Total debt among people at least 70 years old has doubled since the financial crisis. Among 60-year-olds, total debt is up nearly 50%, according to the Federal Reserve of New York. While younger households have more debt than older households, since the financial crisis the aggregate amount of debt held by households younger than 60 is actually down, not up.
Dial back to the start of this century, and the current debt load of retirees is even more pronounced. If total debt owed by people at least 70 years old in 2000 had grown at the rate of inflation, it would amount to about $275 billion today. In fact, according to the Fed report, the 70+ crowd currently is carrying a total debt load of $1.15 trillion.
That’s not a recipe for a care-free retirement. Mortgage debt is the main burden for older households. A generation ago, homeowners between the ages of 55 and 70 had 90% equity in their home. Today it’s below 75%. A survey of more than 2,000 retirees by the Transamerica Center for Retirement Studies reports that the average mortgage balance among retirees is $52,000.
Getting rid of debt before you retire is the surest way to bolster your financial security. A monthly payment that may be “easy” to handle today while you are still earning an income, can become harder or, at the least, more stressful on a fixed income in retirement.

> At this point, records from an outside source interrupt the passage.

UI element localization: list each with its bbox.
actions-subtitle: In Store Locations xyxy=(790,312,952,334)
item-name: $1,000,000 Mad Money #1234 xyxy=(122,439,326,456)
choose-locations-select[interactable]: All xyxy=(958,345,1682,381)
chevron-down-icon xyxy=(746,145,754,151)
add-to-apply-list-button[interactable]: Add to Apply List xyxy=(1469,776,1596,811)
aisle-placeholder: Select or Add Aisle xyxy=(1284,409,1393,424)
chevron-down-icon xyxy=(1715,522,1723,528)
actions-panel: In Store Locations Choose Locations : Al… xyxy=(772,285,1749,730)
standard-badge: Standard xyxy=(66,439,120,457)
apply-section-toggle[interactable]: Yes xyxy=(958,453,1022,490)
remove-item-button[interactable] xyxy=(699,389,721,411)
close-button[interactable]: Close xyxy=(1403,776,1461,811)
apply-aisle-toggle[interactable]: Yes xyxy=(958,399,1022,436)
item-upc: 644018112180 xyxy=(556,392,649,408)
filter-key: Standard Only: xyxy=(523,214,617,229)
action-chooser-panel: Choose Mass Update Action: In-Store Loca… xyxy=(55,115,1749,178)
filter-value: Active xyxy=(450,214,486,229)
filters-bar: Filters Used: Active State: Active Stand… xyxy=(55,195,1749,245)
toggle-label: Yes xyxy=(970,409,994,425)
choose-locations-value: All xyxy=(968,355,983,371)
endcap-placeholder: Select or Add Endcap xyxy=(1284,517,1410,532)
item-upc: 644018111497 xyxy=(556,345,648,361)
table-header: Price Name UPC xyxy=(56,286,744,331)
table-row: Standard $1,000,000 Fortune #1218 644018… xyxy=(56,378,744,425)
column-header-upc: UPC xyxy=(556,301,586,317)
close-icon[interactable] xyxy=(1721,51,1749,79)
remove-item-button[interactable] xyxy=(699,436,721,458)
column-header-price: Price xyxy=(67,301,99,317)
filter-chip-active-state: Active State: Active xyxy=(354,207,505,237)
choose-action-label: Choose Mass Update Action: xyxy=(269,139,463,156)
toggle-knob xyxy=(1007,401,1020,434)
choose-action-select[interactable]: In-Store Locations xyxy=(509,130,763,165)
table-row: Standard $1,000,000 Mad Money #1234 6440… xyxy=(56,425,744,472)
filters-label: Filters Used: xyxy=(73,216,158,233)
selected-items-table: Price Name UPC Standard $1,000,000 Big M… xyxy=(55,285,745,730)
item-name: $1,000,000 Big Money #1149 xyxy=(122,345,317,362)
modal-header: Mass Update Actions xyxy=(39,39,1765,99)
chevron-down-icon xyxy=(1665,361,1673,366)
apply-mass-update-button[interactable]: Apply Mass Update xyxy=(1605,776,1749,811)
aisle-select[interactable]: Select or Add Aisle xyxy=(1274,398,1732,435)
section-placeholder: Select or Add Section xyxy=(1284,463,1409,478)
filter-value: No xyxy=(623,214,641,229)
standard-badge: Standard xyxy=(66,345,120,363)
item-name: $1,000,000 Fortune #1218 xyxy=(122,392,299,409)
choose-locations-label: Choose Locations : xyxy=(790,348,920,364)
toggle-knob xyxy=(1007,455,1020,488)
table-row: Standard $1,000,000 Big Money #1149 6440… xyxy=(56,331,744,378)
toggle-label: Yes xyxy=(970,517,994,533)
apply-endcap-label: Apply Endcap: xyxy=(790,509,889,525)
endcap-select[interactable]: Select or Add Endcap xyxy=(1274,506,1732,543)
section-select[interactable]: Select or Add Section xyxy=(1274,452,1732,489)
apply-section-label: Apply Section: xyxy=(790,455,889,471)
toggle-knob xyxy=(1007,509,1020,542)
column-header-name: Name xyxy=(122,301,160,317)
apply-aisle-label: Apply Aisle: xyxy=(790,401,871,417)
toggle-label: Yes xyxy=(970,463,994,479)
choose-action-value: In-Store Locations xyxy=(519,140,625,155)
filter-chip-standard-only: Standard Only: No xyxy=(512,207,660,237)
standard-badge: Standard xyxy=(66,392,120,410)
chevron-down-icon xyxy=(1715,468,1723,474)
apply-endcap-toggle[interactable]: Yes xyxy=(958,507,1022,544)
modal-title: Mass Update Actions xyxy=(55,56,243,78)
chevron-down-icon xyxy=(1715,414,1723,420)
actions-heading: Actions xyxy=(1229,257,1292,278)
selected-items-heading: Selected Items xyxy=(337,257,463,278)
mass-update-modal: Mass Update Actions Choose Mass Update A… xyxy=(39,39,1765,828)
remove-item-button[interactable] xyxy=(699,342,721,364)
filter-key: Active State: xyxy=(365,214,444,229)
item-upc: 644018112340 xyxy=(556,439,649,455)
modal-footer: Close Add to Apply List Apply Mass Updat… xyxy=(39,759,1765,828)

If your intention is to stay in the house, it’s financially and emotionally smart to ramp up payments today so the mortgage is paid off before you retire. If you expect to work until age 70, it’s smart to have the mortgage paid off in your 60s, so you can weather any shocks such as a layoff, illness or caregiving demands that make it impractical to work.
Can’t imagine coming up with more money to pay off the mortgage faster? Here’s how:
Contact your loan servicer and ask for a new amortization schedule that will have the loan paid off by the time you are 65. Or search online for “mortgage prepayment calculator.”

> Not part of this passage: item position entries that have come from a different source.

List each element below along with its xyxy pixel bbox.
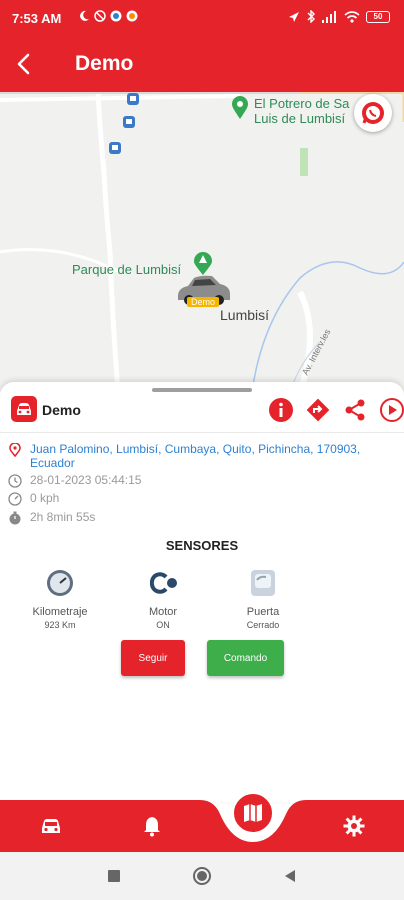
- nav-notifications[interactable]: [137, 811, 167, 841]
- nav-settings[interactable]: [339, 811, 369, 841]
- share-icon: [345, 399, 364, 420]
- info-icon: [268, 397, 293, 422]
- device-info-panel: Demo Juan Palomino, Lumbisí, Cumbaya, Qu…: [0, 382, 404, 802]
- app-notification-icon: [110, 10, 122, 22]
- gear-icon: [343, 815, 365, 837]
- divider: [0, 432, 404, 433]
- status-time: 7:53 AM: [12, 11, 62, 26]
- triangle-back-icon: [285, 870, 295, 882]
- bluetooth-icon: [307, 10, 315, 23]
- wifi-icon: [344, 10, 360, 23]
- status-bar: 7:53 AM 50: [0, 0, 404, 36]
- play-history-button[interactable]: [378, 396, 404, 423]
- datetime-row: 28-01-2023 05:44:15: [8, 473, 141, 488]
- home-circle-icon: [193, 867, 211, 885]
- play-icon: [379, 397, 404, 422]
- system-back-button[interactable]: [280, 866, 300, 886]
- address-row: Juan Palomino, Lumbisí, Cumbaya, Quito, …: [8, 442, 390, 470]
- app-notification-icon-2: [126, 10, 138, 22]
- recent-apps-button[interactable]: [104, 866, 124, 886]
- follow-button[interactable]: Seguir: [121, 640, 185, 676]
- speedometer-icon: [8, 492, 22, 506]
- sensor-engine: Motor ON: [123, 568, 203, 630]
- dnd-icon: [94, 10, 106, 22]
- car-icon: [42, 819, 60, 833]
- app-bar: Demo: [0, 36, 404, 92]
- battery-icon: 50: [366, 10, 390, 23]
- poi-label: El Potrero de Sa Luis de Lumbisí: [254, 96, 350, 126]
- whatsapp-button[interactable]: [354, 94, 392, 132]
- door-icon: [251, 570, 275, 596]
- odometer-icon: [47, 570, 73, 596]
- bus-stop-icon: [127, 93, 139, 105]
- location-pin-icon: [9, 443, 21, 457]
- map-background: [0, 92, 404, 392]
- device-duration: 2h 8min 55s: [30, 510, 96, 524]
- poi-marker-icon: [232, 96, 248, 119]
- bell-icon: [144, 817, 160, 837]
- sensor-door: Puerta Cerrado: [223, 568, 303, 630]
- info-button[interactable]: [267, 396, 294, 423]
- location-icon: [289, 11, 299, 22]
- directions-icon: [306, 398, 329, 421]
- bottom-navigation: [0, 800, 404, 852]
- command-button[interactable]: Comando: [207, 640, 284, 676]
- device-datetime: 28-01-2023 05:44:15: [30, 473, 142, 487]
- sensors-title: SENSORES: [165, 538, 239, 553]
- moon-icon: [78, 10, 90, 22]
- vehicle-marker-label: Demo: [187, 297, 220, 307]
- share-button[interactable]: [341, 396, 368, 423]
- device-car-icon: [11, 396, 37, 422]
- sensor-odometer: Kilometraje 923 Km: [20, 568, 100, 630]
- map-icon: [244, 804, 262, 822]
- square-icon: [108, 870, 120, 882]
- device-speed: 0 kph: [30, 491, 60, 505]
- bus-stop-icon: [123, 116, 135, 128]
- system-nav-bar: [0, 852, 404, 900]
- bus-stop-icon: [109, 142, 121, 154]
- device-name: Demo: [42, 402, 81, 418]
- page-title: Demo: [75, 52, 134, 75]
- device-address[interactable]: Juan Palomino, Lumbisí, Cumbaya, Quito, …: [30, 442, 390, 470]
- speed-row: 0 kph: [8, 491, 59, 506]
- home-button[interactable]: [192, 866, 212, 886]
- map-view[interactable]: El Potrero de Sa Luis de Lumbisí Parque …: [0, 92, 404, 392]
- park-label: Parque de Lumbisí: [72, 262, 182, 277]
- drag-handle[interactable]: [152, 388, 252, 392]
- back-button[interactable]: [12, 50, 40, 78]
- whatsapp-icon: [362, 102, 384, 124]
- nav-map-button[interactable]: [232, 792, 274, 834]
- device-actions: [267, 396, 404, 423]
- back-arrow-icon: [17, 53, 30, 75]
- nav-vehicles[interactable]: [36, 811, 66, 841]
- clock-icon: [8, 474, 22, 488]
- directions-button[interactable]: [304, 396, 331, 423]
- duration-row: 2h 8min 55s: [8, 510, 95, 525]
- signal-icon: [322, 10, 336, 23]
- stopwatch-icon: [9, 511, 21, 525]
- engine-icon: [150, 572, 177, 594]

Take a fresh look at your spending. Speeding up payments might increase the monthly cost by $100, $200, $300 or more. A $200,000 30-year fixed rate mortgage—at 3.8% -- has a monthly payment of about $925. To pay it off in 20 years requires an extra $260 a month.
Before you scoff, take a hard look at your spending. Every $25 adds up. Got a car payment? Vow to keep that car for at least five to seven years after the loan is paid off. Being car-payment free means you can redirect money to your mortgage. Adult kids you’re still helping? Time for a serious review of priorities. If the help is absolutely necessary, that’s one thing. But if you’re contributing to improve their lifestyle — helping out on rent for a nicer place, on payments on a new (rather than used) car — at the expense of your retirement security, that’s an odd priority.
Take on a side hustle. Maybe it’s extra hours or projects at your job, or some part-time gig work.
Use extra savings sitting in the bank. If you’ve got more than six months of living expenses tucked into your emergency fund, you might want to consider using some of the excess to pay down your loan. This is, of course, a personal decision. If having more cash helps you sleep at night, then don’t touch it.
Slow down your retirement savings. Blasphemy? Maybe not. If you have already done a solid job of building retirement savings, you might consider contributing less to your 401(k) and IRAs for a few years and use the money to pay down your mortgage. If you get a company-matching contribution, just be sure you continue to contribute enough to earn the maximum match; that’s free money you never want to pass up.
Two important caveats to scaling back your retirement savings: This only makes sense if you know you can afford to stay in this house in retirement, and that your retirement income based on what you’ve already saved will be enough to live comfortably. (Those are big “ifs”— you can hire a financial planner on an hourly or project basis to help you run the numbers.)
If it is financially reasonable to “age in place,” the rationale for reducing your retirement contributions is that even though you are scaling back your retirement savings, you are also scaling back the income you will need in retirement: If there’s no mortgage payment to deal with, you’ve likely eliminated the single biggest monthly cost.